I have programmed a straightforward neural network with Tensorflow. The goal is to get two integers a
and b
and a function f(a, b) = (a + b) % 67
. The problem is that the model achieves an accuracy of 1%, which is incredibly low. Code:
# Imports.
from random import randint
import numpy as np
import tensorflow as tf
# Modulus function.
f = lambda a, b: (a + b) % 67
# Build two separated random lists of 150K integers between 0 and 1K, both included.
a = [randint(0, 1000) for _ in range(150_000)]
b = [randint(0, 1000) for _ in range(150_000)]
# Split a, b pairs in 70% training...
X_train = np.array(list(zip(a, b))[:int(len(a) * 0.7)])
y_train = np.array([f(a, b) for a, b in list(zip(a, b))[:int(len(a) * 0.7)]]).reshape(-1, 1)
# ... and 30% for testing purposes.
X_test = np.array(list(zip(a, b))[int(len(a) * 0.7):])
y_test = np.array([f(a, b) for a, b in list(zip(a, b))[int(len(a) * 0.7):]]).reshape(-1, 1)
# Build a 3 layer model.
model = tf.keras.models.Sequential()
model.add(tf.keras.layers.Dense(128, activation='relu', input_shape=(2, )))
model.add(tf.keras.layers.Dense(128, activation='relu'))
model.add(tf.keras.layers.Dense(1, activation='linear'))
# Compile it.
model.compile(optimizer='adam', loss='mae', metrics=['accuracy'])
# Fit the data as usual.
model.fit(X_train, y_train, epochs=10, batch_size=32)
# Try to predict case of f(13209248, 2319209312) = 21. **Result is "[[-3916619.]]"**.
print(model.predict(np.array([[13209248, 2319209312]])))
# Show model's accuracy.
model.evaluate(X_test, y_test, verbose=1)
Question 1: From what I've seen in Tensorflow's definition of accuracy, if the result is not exact it will reduce the accuracy even if it's quite close to it.
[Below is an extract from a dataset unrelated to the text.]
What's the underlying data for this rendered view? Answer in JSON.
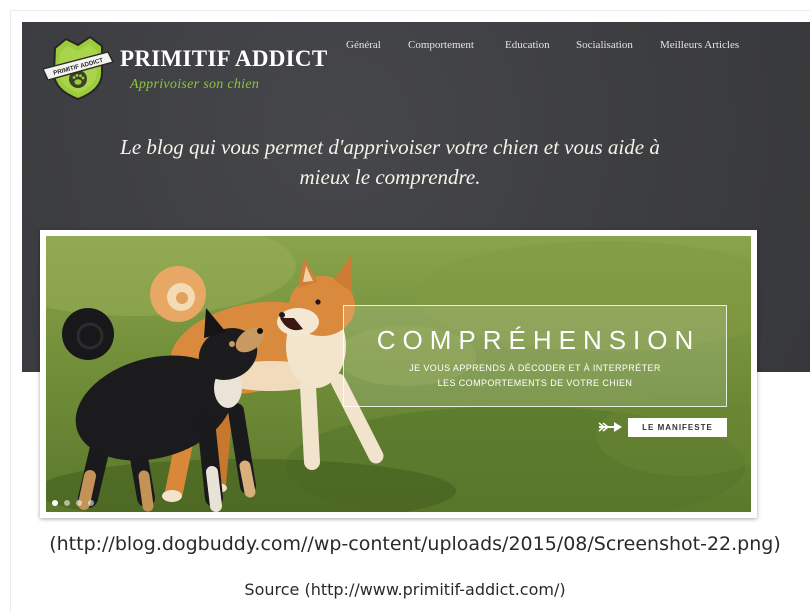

Should this metric then be discarded for numerical, non-categorical outputs or is there a way to adjust it?
Question 2: What is going on there to not model correctly? Are more layers/neurons needed? More epochs? I'm trying to replicate results gotten by Google AI's team: https://pair.withgoogle.com/explorables/grokking/. I tried with their 24-neurons model but didn't work much better than this 128-128-1-neurons one.